The way to the Pools of Wisdom was silent and empty. Balzael slipped from the shadows of the columned entrance, rage still coursing through him. How could he have been so blind? He had expected Tyrael to make a move on the Heavens, just not so soon—and he had thought the Sicarai would have slaughtered the entire team before then.
Certain he was alone, he hurried across the crushed stone of the path toward the Fount, aware of the hole where Chalad’ar had been, glaring at him like an eyeless socket. He did not have much time; Imperius and the other archangels would be expecting him at the Ascension. But an emergency meeting with the Guardian was necessary.
The Heavens were not the same since the Prime Evil’s attack—that was an irrefutable fact—but the changes had really begun much earlier than that. The Pools of Wisdom were a casualty of them. A once warm, peaceful realm had turned cold and dead.
But there was life here—one just had to know how to awaken it.

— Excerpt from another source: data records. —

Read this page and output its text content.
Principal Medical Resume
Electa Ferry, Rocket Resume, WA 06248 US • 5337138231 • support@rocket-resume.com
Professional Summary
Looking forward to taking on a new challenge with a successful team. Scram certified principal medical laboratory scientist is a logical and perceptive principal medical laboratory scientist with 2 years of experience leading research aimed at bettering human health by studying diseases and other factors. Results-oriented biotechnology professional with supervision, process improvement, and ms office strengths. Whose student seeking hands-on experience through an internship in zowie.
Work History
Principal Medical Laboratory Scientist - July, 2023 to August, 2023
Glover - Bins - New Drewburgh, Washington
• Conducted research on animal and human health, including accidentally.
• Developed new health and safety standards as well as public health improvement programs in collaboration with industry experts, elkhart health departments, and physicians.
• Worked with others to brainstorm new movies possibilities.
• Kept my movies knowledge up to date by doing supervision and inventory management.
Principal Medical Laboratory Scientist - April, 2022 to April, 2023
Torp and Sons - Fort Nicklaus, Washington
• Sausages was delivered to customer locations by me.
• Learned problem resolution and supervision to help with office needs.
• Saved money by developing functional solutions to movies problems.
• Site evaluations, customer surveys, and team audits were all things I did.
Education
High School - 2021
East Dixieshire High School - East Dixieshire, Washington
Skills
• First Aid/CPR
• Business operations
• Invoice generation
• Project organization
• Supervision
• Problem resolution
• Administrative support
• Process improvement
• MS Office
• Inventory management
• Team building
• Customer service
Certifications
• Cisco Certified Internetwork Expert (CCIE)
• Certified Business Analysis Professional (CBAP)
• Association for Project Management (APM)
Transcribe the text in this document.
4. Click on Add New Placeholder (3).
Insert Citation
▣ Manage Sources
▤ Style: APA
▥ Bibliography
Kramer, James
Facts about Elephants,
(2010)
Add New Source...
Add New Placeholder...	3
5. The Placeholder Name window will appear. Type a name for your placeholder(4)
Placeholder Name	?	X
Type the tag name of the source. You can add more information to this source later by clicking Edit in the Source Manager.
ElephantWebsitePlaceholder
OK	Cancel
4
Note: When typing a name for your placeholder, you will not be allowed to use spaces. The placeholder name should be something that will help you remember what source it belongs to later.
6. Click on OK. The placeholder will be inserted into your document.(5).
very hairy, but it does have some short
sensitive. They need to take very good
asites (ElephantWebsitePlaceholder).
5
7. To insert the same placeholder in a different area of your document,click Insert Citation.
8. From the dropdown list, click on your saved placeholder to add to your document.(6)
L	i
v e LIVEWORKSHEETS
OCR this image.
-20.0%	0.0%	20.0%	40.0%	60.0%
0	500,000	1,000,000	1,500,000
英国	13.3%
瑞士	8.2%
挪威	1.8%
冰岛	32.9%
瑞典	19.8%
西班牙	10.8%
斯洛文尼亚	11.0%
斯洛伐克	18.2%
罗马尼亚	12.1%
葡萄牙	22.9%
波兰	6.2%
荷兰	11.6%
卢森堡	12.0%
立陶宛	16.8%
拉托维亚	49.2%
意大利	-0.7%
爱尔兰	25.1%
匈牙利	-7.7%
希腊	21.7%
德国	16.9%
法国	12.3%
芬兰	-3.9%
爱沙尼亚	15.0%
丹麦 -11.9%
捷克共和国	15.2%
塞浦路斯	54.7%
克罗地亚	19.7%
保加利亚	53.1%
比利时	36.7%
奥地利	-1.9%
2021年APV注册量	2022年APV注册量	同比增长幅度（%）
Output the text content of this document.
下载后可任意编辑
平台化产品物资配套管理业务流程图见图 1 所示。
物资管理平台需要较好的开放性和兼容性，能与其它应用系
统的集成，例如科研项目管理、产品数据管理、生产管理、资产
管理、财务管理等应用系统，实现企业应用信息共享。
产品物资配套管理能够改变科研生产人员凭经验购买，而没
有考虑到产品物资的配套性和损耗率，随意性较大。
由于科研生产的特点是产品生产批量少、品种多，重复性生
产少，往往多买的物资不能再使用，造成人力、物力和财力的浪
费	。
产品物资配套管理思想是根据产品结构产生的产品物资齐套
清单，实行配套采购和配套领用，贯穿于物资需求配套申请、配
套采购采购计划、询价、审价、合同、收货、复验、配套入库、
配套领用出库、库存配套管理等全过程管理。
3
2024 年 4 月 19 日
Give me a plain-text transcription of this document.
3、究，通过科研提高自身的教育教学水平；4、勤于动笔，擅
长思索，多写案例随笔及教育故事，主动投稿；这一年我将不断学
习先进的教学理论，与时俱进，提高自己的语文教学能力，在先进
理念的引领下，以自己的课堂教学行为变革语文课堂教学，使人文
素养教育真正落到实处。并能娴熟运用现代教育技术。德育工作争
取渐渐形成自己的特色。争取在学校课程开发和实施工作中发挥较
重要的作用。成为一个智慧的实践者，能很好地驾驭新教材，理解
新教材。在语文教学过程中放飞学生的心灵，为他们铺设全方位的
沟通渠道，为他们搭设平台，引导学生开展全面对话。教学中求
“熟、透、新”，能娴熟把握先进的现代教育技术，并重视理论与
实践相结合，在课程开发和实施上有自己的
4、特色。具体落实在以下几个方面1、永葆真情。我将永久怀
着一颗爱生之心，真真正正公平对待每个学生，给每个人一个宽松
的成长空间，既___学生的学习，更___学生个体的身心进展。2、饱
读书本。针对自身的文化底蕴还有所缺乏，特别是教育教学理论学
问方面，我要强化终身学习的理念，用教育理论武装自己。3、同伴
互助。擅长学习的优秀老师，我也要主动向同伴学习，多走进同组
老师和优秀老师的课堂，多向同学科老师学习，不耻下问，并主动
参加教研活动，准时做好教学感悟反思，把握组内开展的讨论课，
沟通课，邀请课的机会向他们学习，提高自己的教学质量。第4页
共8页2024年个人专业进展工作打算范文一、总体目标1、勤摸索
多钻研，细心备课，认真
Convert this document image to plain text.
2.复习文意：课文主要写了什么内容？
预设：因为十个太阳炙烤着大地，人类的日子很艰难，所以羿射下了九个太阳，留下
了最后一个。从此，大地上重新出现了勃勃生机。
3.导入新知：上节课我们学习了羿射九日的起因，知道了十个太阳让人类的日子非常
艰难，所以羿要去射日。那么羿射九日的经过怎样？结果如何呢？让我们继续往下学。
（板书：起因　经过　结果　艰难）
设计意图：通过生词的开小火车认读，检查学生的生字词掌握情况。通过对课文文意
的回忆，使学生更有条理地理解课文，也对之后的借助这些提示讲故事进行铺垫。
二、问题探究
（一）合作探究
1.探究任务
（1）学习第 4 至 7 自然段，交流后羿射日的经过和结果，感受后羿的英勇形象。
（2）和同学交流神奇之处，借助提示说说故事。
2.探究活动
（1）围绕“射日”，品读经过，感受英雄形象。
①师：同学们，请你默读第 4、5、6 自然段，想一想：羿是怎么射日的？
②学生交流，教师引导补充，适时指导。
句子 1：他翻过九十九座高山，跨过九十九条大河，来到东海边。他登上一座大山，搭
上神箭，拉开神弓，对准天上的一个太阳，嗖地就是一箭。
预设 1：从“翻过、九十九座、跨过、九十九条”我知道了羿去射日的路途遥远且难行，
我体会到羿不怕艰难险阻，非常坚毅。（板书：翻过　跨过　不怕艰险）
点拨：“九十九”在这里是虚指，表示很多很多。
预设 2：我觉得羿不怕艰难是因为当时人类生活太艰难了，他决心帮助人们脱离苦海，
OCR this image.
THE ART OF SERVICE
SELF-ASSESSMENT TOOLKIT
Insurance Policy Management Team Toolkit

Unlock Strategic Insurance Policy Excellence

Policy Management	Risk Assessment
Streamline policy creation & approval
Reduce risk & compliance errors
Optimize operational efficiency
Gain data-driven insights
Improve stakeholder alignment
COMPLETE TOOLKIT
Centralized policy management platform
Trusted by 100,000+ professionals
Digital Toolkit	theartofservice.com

At the Fount, he paused, staring into the dry basin. The light was sharper in the Pools of Wisdom, illuminating everything in stark terms, turning the landscape into black and white. He waited patiently for a long moment, then raised his arms above the basin and spoke. The dead air nearly swallowed his voice completely. Nothing happened at first, and then a gurgling sound emerged from below, growing louder. A swirling, flickering light began to fill the basin from the bottom up, until it was brimming with colors woven in a web of countless lines, undulating like liquid in motion.